The moon came up. A half moon, it was, clear and radiant as the finest diamond, its luminosity ancient and brand-new at the same time, a marker of our entire brief span on this world that would never quite be ours. It was fun sometimes to think of what species would eventually replace us; sometimes, it was fun; other times, it was scary.
"Damn," she said, sitting down next to me on a fallen tree.
"What?"
She put her small hand on my arm. "You mean you haven't figured it out yet?"
"Figured what out yet?"
She hesitated a moment. Then, "You remember when we worked together on those two cases? I had genuine psychic visions."
"You sure did."
"I was the one who found the bodies."
"You sure were."
"So you didn't doubt my abilities at all."
"Of course not. Remember, toots, I was the one who sent you to Quantico to meet the paranormal unit."
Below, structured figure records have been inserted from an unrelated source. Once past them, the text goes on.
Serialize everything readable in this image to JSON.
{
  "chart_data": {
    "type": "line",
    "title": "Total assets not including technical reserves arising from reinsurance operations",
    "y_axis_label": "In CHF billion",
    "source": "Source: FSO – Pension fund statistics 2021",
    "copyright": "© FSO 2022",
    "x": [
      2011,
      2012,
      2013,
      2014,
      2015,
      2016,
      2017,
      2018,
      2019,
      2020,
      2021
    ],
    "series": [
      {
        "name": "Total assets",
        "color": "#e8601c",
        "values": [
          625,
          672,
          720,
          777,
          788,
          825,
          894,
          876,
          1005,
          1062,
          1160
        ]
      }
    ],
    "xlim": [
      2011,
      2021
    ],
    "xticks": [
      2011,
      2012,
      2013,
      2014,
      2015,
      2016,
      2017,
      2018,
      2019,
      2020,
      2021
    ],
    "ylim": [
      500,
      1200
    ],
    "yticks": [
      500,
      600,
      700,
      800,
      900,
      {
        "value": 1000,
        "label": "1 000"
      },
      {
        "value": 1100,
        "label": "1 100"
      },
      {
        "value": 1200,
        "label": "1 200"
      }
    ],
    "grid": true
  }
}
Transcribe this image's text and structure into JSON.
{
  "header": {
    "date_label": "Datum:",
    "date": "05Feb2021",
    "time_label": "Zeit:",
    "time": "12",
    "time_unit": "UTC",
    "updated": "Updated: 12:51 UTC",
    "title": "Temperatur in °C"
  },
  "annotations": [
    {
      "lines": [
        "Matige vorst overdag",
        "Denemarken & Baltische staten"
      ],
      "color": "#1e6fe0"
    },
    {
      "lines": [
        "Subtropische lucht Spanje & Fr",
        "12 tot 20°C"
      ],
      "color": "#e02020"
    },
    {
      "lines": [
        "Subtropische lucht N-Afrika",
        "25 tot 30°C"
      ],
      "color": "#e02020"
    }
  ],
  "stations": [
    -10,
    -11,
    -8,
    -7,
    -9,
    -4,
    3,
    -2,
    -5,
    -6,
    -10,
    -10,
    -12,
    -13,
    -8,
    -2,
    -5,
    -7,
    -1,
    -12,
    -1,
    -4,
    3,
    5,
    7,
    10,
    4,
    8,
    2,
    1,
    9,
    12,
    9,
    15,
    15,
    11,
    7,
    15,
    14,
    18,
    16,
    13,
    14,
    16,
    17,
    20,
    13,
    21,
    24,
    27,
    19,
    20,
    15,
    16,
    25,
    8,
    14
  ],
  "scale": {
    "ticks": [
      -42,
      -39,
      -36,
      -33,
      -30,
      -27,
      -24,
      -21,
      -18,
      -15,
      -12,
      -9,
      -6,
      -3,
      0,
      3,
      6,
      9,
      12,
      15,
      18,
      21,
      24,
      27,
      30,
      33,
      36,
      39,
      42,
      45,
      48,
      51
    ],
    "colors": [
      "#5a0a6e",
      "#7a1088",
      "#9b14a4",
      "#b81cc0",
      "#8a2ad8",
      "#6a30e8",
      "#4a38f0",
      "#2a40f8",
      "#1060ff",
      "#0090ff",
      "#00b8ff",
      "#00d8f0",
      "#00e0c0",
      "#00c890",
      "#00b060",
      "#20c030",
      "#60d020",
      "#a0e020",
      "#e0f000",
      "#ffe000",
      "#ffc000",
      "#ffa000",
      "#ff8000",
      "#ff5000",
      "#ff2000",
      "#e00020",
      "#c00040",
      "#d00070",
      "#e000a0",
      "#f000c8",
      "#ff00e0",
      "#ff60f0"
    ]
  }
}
Another pause. "I lost it."
"Lost what?"
A barn owl burst into night song. Dismay and loneliness filled the forest around us, his call that plaintive.
"I lost my powers."
"I didn't know you could lose them."
"I tried to cash in. That's what Laura and I fight about all the time. The agreement we had when I started the show was that there wouldn't be any fakery or showbiz bullshit. You know?"
"Sure."
"Well, they were ready to dump us after three episodes. The ratings were terrible. So Laura and Noah decided that we needed fakery and showbiz bullshit right away. And the more the better. I fought against it, but I eventually went along because I was getting used to the life."
"The life?"
"You know. Being a celebrity. Limos everywhere. Flying to London and Paris. Having a very nice bank account. For our parents' fiftieth wedding anniversary, we were able to buy them a nice new house and get Mom a housekeeper twice a week. I even made the tabloids. They had me paired off with this rock singer I'd never even heard of before. But it was all pretty cool stuff for a small-town girl like me."
"I'm sure it was."
"Laura and Noah moved us away from people with real paranormal powers. They weren't very dramatic on TV. I mean, I had to admit that myself. There was this crippled woman from Boston, for instance, and I think she really had the power to heal people. Not all people, not all the time. But I think she was genuine. I wanted her on the show. I insisted we tape a segment with her. She was a very sweet, middle-aged woman in a wheelchair, but she had these facial tics. And when I saw the tape of her, I had to admit it was bad TV. She'd make the audience uncomfortable. So we ended up with this 'healer' who used to be a stage magician. It was total bullshit and the people who claimed he'd healed them were all lying. I suppose he paid them. But our ratings quadrupled. Then Laura suggested alien abductions. And then Noah said how about past lives. And then the show started getting into spirit possession and ghosts-none of it legitimate study, which would have been fine, but just showbiz crap."